Colony delineation of Coptotermes gestroi from South Florida (five colonies), the laboratory (three colonies), and Taiwan (three colonies) using eight combinations of microsatellite loci with variations of alleles. A: six loci with a single allele per locus – AAAC310, ATT03508, ATGT304, CATT63910, GAT66353, and GATA234; B: six loci with two alleles per locus – AAT39727, AACT53130, AGT31996, CTT54255, GATA291, and GTT54407; C: 12 loci with one or two alleles per locus – AAAC310, ATT03508, ATGT304, CATT63910, GAT66353, GATA234, AAT39727, AACT53130, AGT31996, CTT54255, GATA291, and GTT54407; D: seven loci with two alleles per locus – AAT39727, AACT53130, AGT31996, CTT54255, GATA291, GTT54407, and AGT17373; E: eight loci with two alleles per locus – AAT39727, AACT53130, AGT31996, CTT54255, GATA291, GTT54407, AGT17373, and AGTT16349; F: nine loci with two alleles per locus – AAT39727, AACT53130, AGT31996, CTT54255, GATA291, GTT54407, AGT17373, AAC38198, and AGTT16349; G: eleven loci with 2–4 alleles per locus – AAT39727, AACT53130, AGT31996, CTT54255, GATA291, GTT54407, AGT17373, CATT39307, AAC38198, AGTT16349, and AGT75997; H: thirteen loci with 2–4 alleles per locus – AAT39727, AACT53130, AGT31996, CTT54255, GATA291, GTT54407, AGT17373, CATT39307, GTT00404, ATT77391, AAC38198, AGTT16349, and AGT75997; ✓: Significant genetic differentiation, P < 0.05.

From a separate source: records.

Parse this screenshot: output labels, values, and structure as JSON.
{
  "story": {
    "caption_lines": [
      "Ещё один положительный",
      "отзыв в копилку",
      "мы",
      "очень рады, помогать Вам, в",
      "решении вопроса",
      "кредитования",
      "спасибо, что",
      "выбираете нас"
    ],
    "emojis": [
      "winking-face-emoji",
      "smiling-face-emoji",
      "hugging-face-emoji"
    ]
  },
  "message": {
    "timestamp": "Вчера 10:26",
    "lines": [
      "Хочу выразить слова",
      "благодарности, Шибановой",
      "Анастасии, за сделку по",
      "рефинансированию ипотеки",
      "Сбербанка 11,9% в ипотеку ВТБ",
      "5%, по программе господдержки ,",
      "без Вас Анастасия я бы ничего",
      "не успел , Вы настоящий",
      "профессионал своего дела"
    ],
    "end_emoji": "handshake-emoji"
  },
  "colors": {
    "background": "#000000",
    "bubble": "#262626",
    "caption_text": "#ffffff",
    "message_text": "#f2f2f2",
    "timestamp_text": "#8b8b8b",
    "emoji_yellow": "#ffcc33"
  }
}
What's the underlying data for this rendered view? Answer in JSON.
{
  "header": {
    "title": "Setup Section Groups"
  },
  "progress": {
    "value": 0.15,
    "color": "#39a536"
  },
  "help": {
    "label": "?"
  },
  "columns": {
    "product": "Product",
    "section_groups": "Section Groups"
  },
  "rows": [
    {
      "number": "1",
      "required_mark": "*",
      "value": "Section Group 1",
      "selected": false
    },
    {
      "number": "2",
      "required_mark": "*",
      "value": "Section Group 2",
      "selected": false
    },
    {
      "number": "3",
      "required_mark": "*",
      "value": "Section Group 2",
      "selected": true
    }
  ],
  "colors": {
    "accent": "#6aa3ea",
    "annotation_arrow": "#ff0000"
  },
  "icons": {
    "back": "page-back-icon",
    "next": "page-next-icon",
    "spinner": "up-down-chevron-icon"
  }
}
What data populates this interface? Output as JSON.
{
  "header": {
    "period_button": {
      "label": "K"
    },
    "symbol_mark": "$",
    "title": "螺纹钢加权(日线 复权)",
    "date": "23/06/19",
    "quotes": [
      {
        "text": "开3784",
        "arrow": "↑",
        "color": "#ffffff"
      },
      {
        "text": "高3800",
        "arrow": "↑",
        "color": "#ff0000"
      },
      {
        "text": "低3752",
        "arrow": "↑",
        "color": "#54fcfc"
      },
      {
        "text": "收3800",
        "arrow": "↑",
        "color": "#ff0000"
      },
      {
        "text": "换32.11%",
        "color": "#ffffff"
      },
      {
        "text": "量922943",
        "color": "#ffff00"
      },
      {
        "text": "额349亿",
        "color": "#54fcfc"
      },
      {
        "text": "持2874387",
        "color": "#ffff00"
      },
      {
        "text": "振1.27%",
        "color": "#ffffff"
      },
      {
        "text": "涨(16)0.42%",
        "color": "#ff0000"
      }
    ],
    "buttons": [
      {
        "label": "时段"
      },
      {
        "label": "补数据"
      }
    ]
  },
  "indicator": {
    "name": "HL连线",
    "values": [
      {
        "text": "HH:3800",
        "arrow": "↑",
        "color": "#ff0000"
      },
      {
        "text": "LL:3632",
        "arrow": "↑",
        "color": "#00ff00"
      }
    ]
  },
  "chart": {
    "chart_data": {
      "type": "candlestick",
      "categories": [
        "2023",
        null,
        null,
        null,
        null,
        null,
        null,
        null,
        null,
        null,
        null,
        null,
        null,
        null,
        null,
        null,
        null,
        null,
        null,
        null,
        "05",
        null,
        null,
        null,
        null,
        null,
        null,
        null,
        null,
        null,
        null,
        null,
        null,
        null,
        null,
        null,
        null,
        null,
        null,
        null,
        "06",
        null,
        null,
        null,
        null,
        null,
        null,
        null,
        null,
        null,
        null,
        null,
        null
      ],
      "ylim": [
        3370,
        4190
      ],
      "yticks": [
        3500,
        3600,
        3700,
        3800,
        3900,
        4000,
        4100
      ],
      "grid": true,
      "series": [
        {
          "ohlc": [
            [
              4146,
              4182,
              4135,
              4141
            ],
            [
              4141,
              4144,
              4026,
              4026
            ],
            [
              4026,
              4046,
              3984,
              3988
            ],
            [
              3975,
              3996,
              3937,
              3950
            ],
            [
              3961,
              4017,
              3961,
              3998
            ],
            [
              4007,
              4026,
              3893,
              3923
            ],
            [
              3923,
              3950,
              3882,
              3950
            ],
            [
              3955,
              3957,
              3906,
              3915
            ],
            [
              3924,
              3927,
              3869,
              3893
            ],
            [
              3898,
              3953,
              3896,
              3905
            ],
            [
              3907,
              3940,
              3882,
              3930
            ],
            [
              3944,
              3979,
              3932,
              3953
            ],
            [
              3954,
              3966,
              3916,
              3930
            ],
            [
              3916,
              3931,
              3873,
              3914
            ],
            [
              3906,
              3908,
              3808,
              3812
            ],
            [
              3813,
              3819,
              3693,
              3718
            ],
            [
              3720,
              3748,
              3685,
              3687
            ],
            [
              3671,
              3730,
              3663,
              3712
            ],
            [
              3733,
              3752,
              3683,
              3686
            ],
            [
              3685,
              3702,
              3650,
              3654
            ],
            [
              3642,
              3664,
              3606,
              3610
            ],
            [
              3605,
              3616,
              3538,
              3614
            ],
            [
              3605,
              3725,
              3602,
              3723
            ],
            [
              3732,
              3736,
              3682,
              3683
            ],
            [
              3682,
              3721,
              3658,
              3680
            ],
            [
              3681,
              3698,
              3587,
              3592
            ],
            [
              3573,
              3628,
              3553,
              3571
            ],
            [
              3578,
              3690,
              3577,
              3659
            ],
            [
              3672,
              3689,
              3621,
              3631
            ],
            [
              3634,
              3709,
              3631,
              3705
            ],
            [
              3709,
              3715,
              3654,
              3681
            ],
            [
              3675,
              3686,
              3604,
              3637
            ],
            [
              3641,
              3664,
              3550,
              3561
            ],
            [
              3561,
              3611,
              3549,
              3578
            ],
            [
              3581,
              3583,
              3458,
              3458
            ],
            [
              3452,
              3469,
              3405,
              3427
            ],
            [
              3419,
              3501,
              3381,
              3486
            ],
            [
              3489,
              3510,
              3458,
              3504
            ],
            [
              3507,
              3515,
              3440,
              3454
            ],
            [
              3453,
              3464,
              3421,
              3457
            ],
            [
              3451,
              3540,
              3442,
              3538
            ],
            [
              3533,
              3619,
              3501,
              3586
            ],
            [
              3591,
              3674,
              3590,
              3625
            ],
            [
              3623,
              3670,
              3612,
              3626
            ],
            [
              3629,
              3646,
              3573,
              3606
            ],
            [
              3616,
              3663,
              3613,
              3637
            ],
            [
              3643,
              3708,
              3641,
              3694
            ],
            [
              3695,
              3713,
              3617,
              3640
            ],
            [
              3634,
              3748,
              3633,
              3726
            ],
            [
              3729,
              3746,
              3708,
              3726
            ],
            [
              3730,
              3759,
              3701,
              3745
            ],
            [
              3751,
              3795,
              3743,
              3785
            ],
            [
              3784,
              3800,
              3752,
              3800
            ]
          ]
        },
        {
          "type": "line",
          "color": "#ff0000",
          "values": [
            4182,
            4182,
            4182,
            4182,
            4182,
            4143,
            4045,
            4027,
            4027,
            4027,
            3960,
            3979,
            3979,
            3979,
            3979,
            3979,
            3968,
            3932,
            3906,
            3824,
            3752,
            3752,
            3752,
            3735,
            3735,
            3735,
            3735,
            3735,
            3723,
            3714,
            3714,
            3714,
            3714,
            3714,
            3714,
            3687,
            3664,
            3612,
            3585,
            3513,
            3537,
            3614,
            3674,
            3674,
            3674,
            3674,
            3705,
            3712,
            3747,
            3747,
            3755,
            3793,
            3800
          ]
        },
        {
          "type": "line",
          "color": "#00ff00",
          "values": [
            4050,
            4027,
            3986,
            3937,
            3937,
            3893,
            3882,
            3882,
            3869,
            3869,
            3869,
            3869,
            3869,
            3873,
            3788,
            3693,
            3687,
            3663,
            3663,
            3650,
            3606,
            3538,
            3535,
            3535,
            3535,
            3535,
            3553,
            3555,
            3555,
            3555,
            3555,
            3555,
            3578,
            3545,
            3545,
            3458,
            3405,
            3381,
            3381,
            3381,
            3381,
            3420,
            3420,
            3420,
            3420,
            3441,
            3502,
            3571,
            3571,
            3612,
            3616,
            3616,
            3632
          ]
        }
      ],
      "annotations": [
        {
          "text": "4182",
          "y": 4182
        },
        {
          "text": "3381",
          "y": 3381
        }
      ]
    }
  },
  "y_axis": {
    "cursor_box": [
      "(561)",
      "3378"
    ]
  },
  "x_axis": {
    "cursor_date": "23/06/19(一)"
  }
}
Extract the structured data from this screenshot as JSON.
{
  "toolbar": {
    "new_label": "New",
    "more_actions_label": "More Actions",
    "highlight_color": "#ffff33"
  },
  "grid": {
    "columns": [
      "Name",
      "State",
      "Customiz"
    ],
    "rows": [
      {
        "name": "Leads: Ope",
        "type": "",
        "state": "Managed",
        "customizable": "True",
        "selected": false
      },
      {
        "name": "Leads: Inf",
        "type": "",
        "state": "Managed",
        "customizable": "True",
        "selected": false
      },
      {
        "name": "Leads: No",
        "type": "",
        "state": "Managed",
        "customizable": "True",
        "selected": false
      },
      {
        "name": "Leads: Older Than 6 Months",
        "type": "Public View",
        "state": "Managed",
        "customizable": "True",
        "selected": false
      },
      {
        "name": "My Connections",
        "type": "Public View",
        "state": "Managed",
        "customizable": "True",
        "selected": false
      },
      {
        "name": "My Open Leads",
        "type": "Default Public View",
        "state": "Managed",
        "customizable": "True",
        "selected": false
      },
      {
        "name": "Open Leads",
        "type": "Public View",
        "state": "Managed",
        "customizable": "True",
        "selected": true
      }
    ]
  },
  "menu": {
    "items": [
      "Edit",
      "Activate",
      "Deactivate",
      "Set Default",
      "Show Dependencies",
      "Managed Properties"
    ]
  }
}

The results of the breeding system analyses revealed that three Floridian colonies (FL1, FL2, and FL5) were simple families (Tables S4, S5, S8), while the other two colonies (FL3 and FL4) were extended families (G-test, P < 0.05; Tables S6, S7). Similarly, the incipient laboratory colonies Lab1 and Lab2 were simple families, whereas Lab3 was unexpectedly classified as an extended family (G-test, P < 0.05; Tables S9-S11). All three Taiwanese colonies (TW1, TW2, and TW3) were simple families (Tables S12-S14).